Другое дело, что в логике гуманитарных и социальных дисциплин есть и ядро, унаследованное от философии тогда, когда она представляла собой замыкающий контур Университета и вплоть до начала Новейшего времени. Критика или критическое мышление по своей (философской) природе и происхождению нацелены на основания собственного суждения/понимания, и в этом смысле уравновешивают (относительную) субъективность автора его же скептической силой сомнения (назовем это самоиронией). Истина (целое) есть, но любое (мое) суждение о ней является частичным. Эта формула с одновременным приглашением уже к коллективному об-суждению является простейшей конструкцией, описывающей метод гуманитарного знания.

Так, любое гуманитарное высказывание, если это не введение в оборот нового подтвержденного факта или документа, начинается с сомнения в полноте собственного или коллективного знания[146]. В гуманитарных науках каждое следующее знание-суждение потенциально воздействует на все поле материала или дисциплины – «гуманитарная таблица Менделеева» все время меняется и мерцает. И, следовательно, качество гуманитарного исследования опирается не только на персональный «акт суждения-открытия», но и на весь контекст разнообразных авторских пониманий. Это, можно сказать, классическое понимание системы – при возникновении нового элемента или же трансформации старого меняется вся система. «Модель критики, – замечает по этому поводу С. Коллини, – подает себя в качестве чего-то мятежного, поскольку она настаивает на социальной локализации (социальной обусловленности, как у Манхейма. – С. З.) всех аргументов. Однако, в результате дискуссий постоянно (и бесконечно, как и положено в логике познания. – С. З.) она сдвигается на трансцендентную позицию, из которой определяются неизбежные ограничения любой частной коммуникации»[147].

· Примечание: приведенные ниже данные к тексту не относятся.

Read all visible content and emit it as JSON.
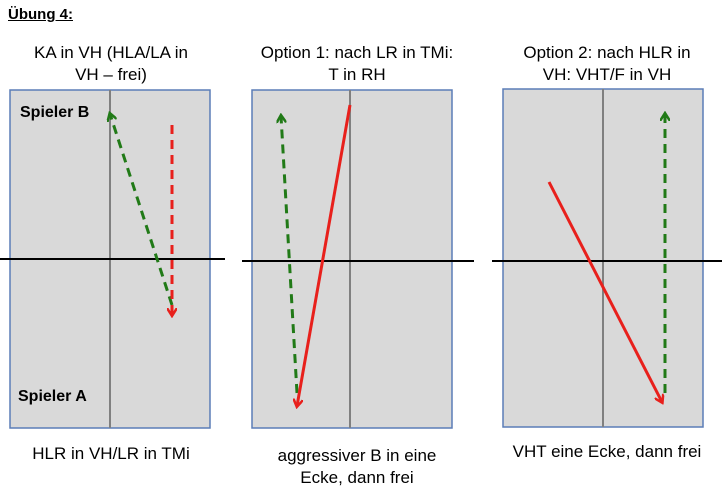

И еще одна иллюстрация – тезис к методу гуманитарного исследования и воспроизводству гуманитарного знания. Очень похожий подход к технологиям мышления формулирует К. Манхейм: «Тотальность в нашем понимании не есть непосредственное, раз и навсегда данное видение, – пишет он, – доступное лишь божественному оку, или относительно замкнутый, стремящийся к стабильности образ. Тотальность предполагает восприятие частичных взглядов, постоянное преодоление (критику. – C. З.) их границ, обращение к целому, которое, расширяясь шаг за шагом в процессе познания, видит свою цель не во вневременном окончательном решении, а в предельно возможном для нас расширении перспективы»[148].